A little preamble: many of the lenses I’m trying out here are “pre-set” types where there is one ring to set the minimum aperture stop and a second ring to change between wide open and closed down to the selected number. Using them with ‘Aperture Priority’ mode on the Sony is easy and works well; I often just set the ‘stop’ ring to its limit (f16 or f22 for these lenses) and then just dial it in to where I get the depth of field or shutter speed I want. However with each lens I have tried to take at least one shot wide open so I can see how sharp it is at maximum aperture. This doesn’t always work in bright sunlight even with ISO set at 100 as the Sony’s top shutter speed is 4000. In some cases I’ve shot under lower light conditions just to have a look, but I don’t always include those shots.

The next lens in the line-up is the Cunor 200mm f4.5:

Cunor 200mm

Once again we have a lens without any significant information about its manufacture. No worries, because results are what matter! Ah, shame about that. I wanted to like this lens because a 200mm prime could be useful. Not this one.  I took pictures and then I took them over again. I checked the glass three times. Nothing helped. Particularly not the f4.5 maximum aperture. It takes a lot of glass and brass to make a ‘fast’ lens and this one hasn’t got it and isn’t. Herein I’ve tried to find the best shots it did in the equivalent of a whole roll of film.

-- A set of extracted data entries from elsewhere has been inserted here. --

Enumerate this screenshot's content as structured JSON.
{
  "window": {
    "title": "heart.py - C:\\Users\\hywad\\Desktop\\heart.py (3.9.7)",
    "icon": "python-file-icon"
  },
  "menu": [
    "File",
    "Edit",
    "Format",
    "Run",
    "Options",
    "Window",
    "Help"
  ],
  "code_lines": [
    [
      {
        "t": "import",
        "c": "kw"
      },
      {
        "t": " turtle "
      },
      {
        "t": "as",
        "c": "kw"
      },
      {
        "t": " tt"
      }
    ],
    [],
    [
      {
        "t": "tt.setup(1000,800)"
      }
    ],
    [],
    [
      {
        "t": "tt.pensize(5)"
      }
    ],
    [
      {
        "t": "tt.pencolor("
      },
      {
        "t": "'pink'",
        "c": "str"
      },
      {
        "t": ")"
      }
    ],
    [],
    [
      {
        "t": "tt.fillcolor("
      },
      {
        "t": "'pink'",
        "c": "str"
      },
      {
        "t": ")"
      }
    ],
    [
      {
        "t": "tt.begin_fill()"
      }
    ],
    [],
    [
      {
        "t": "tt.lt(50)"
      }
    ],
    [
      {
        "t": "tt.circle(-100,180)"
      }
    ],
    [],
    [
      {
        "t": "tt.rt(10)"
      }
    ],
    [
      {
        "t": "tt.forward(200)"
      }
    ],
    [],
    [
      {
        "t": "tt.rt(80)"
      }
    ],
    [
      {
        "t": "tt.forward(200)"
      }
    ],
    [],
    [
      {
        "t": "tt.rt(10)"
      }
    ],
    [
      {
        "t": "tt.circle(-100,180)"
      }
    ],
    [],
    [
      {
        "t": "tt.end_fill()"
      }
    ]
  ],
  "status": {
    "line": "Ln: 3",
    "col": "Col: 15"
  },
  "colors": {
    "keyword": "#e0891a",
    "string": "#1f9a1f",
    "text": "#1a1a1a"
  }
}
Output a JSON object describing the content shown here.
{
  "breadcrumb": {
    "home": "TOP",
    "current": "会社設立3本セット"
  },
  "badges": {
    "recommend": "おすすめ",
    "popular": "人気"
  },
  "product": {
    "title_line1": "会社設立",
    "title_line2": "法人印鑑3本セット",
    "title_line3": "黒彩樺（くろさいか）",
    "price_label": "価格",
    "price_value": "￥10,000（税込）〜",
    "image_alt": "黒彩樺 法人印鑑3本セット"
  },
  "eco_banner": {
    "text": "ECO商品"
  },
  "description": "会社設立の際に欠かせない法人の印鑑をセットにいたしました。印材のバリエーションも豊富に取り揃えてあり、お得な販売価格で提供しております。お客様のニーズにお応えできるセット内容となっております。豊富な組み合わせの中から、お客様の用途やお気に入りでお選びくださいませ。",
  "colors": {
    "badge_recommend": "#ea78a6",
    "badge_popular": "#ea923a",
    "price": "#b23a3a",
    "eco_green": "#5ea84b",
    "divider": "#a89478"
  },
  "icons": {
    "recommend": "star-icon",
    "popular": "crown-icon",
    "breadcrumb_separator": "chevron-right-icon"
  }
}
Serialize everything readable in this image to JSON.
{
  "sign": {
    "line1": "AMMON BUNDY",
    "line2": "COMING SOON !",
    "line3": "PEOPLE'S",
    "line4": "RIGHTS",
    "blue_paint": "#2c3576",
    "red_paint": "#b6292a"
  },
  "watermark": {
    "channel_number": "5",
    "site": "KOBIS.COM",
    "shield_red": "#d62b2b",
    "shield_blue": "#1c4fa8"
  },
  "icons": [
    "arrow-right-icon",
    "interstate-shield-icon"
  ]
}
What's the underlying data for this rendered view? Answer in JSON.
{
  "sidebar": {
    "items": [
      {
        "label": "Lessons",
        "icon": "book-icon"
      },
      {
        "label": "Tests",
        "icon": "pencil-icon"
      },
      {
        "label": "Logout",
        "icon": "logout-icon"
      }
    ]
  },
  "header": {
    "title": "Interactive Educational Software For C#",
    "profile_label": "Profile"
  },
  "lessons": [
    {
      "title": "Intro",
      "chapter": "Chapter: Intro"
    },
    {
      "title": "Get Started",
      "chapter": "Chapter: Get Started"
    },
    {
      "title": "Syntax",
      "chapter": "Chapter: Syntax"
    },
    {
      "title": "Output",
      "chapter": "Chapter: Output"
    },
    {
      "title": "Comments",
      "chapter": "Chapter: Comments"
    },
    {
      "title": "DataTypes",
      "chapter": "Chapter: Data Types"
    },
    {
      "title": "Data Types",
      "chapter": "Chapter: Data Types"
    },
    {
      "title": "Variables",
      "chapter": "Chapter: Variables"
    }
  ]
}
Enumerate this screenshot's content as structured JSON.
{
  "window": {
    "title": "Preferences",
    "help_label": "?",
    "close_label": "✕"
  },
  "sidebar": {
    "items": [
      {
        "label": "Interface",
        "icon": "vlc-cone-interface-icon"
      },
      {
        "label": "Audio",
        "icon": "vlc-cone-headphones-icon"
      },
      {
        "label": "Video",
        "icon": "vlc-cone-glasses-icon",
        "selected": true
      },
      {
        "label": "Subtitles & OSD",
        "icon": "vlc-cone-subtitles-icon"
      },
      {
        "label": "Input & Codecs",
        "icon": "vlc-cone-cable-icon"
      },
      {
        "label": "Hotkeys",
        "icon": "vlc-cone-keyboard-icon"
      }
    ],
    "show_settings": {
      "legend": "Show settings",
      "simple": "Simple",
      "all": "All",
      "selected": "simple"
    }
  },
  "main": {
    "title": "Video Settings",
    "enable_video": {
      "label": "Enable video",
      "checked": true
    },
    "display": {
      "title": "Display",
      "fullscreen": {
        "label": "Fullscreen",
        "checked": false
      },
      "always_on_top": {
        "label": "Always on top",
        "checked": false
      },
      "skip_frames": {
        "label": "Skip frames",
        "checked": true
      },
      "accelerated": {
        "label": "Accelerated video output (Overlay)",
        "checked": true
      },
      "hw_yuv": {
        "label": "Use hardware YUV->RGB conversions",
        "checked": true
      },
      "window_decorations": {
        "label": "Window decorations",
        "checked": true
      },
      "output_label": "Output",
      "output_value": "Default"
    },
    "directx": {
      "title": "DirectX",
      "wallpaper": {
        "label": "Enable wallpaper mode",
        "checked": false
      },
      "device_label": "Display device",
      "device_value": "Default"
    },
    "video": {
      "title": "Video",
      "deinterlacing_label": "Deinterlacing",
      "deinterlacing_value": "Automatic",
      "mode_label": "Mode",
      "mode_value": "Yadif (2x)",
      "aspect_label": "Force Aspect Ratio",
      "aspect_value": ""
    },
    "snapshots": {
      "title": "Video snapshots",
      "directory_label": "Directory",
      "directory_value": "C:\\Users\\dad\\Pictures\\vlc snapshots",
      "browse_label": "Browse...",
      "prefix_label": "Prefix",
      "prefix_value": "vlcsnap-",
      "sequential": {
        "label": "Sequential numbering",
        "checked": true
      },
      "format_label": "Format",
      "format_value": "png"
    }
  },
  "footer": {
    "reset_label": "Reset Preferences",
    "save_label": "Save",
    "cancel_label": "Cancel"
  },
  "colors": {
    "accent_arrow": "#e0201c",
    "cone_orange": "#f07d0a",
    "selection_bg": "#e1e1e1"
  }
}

Lilac in winter. Full frame shrunk down.

Doesn’t look too bad, right? Now look at a 640×427 segment from the full size image:

Lilac in winter segment.

It’s like that in every shot at any distance or aperture; soft to the point of blurriness. Combined with the ‘slow’ maximum aperture, slightly low contrast, and a somewhat stiff focusing ring and you have a lens I must rate as only ‘fair’. I am not surprised by this however, as I wasn’t expecting great results from a “no-name” brand lens. Colour rendition is okay if a bit muted and no sign of significant chromatic aberration.

With some effort you can get ‘artistic’ results:

Dreamy images are possible.
Okay for full-frame, just don’t look close at the details.
When all else fails, take a picture of the dog.

(The last three shots were post-processed in many ways; the lens does not perform on its own.)

Oh well. Another ‘fair’ lens. We’re 0 for 2 so far.